How to be a passive witness to the failure of a breastfeeding

Go ahead that the term "failure" I just did not like to refer to a breastfeeding that is not established. I could also talk about a failed lactation, an interrupted, abandoned lactation... the fact is that a mother who decides to breastfeed the baby, for whatever reason, does not end up carrying it out (even when it does not mean a failure for her).

This is what happened a few weeks ago when I was in the hospital accompanying my little daughter who was admitted three days. At the pediatric and maternity ward I heard a father of a newborn baby on a couple of occasions talking to the health staff.

In this case, I was the passive witness, but so was the staff who attended the mother and her baby there. And that is more worrisome, because I do not get where they do not call me is more logical (and more if we take into account that I did not know these people at all). But do not do the people who go for help and whose function, among others, is that ... that is another song.

I don't know how the previous conversations were between the mother who had just given birth and the pediatrician that was sent to him when the father said there was no way for the newborn baby to get hooked on his chest. Or the midwife.

I want to believe that, as happened to me (although with some exception on which I will return), they would help you acquire the “technique” or at least reassure it and teach you that it is normal for it to cost at first, that you have to be patient. That with colostrum the baby has enough, that he not only cries out of hunger ...

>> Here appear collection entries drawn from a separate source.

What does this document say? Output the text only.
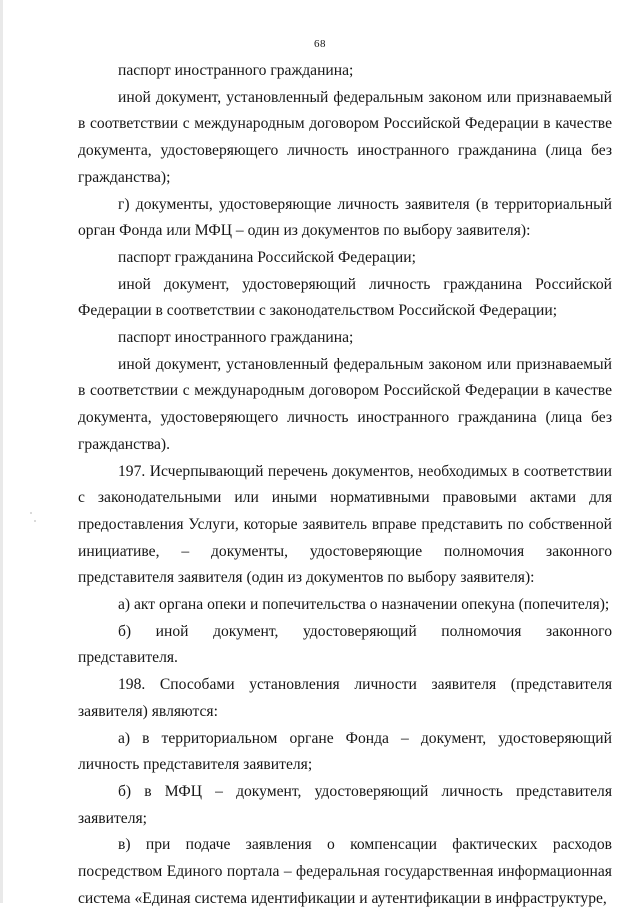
68

паспорт иностранного гражданина;

иной документ, установленный федеральным законом или признаваемый в соответствии с международным договором Российской Федерации в качестве документа, удостоверяющего личность иностранного гражданина (лица без гражданства);

г) документы, удостоверяющие личность заявителя (в территориальный орган Фонда или МФЦ – один из документов по выбору заявителя):

паспорт гражданина Российской Федерации;

иной документ, удостоверяющий личность гражданина Российской Федерации в соответствии с законодательством Российской Федерации;

паспорт иностранного гражданина;

иной документ, установленный федеральным законом или признаваемый в соответствии с международным договором Российской Федерации в качестве документа, удостоверяющего личность иностранного гражданина (лица без гражданства).

197. Исчерпывающий перечень документов, необходимых в соответствии с законодательными или иными нормативными правовыми актами для предоставления Услуги, которые заявитель вправе представить по собственной инициативе, – документы, удостоверяющие полномочия законного представителя заявителя (один из документов по выбору заявителя):

а) акт органа опеки и попечительства о назначении опекуна (попечителя);

б) иной документ, удостоверяющий полномочия законного представителя.

198. Способами установления личности заявителя (представителя заявителя) являются:

а) в территориальном органе Фонда – документ, удостоверяющий личность представителя заявителя;

б) в МФЦ – документ, удостоверяющий личность представителя заявителя;

в) при подаче заявления о компенсации фактических расходов посредством Единого портала – федеральная государственная информационная система «Единая система идентификации и аутентификации в инфраструктуре,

I don't know if the mother tried hard or little, I don't know the support she had from her family, I don't know how many times they asked for advice or help, I just witnessed one. And the last conversation I had between the same father and the health staff, the next day, no longer demanded help to establish breastfeeding.

Mother wanted they gave him the pill to interrupt the rise of milk, because there was no way for the baby to breastfeed and the milk did not arrive. Maybe they had given him a "help" bottle and the baby was calm for the first time (and the parents too). Maybe they thought about it a lot, maybe a little, maybe there was no bottle in between ... I don't know how it actually happened.

But I would have liked to be one of those professionals (or a good mentor) to talk to the father and tell him not to give up, that it was soon, that there was time, that it is normal for difficulties, and to ask him how the baby was, the problem that there was to take the chest, if he had tried various postures ...

I could have told him about my case (but they had not asked me for it) and how the milk took three days to arrive but in the end it arrived, it was not easy, it hurt and it cost a lot, but it arrived, there were no differences between cesarean delivery and delivery vaginal…

That it is not true that the milk is not going to rise, or that there is little milk as the “popular knowledge” assures, and that it is normal for the baby to want to breastfeed continuously, in fact it is necessary to stimulate production.

But of course, who am I to get into what they don't call me. I would have also liked to tell the nurses, "Come on, you can help him!" before his silence at the request of the father. But they just said they would tell the doctor.

I am sure that I am not who to criticize these professionals because I do not know how the events would happen, neither before nor after (would the midwife or the pediatrician go to see how the mother and her baby were following or would they simply take the pill?). Maybe they had done their best (although that was not the feeling he gave me), but I didn't see it.

Health professionals, pediatricians, are very important in promoting breastfeeding and should also be so when informing mothers who decide to bottle feed, being clear and truthful while being sensitive when transmitting information. It wasn't my homework, it was his.

Therefore be a passive witness to the failure of a lactation It is more serious in your case. Although to me, without dramas, I was stuck with that little thorn, thinking that, just maybe, I could have helped. And reflecting on what will happen in other hospitals when these scenes are repeated day after day.

Video: CARTA: The Role of Hunting in Anthropogeny - Ian Gilby David Watts Jill Pruetz (April 2024).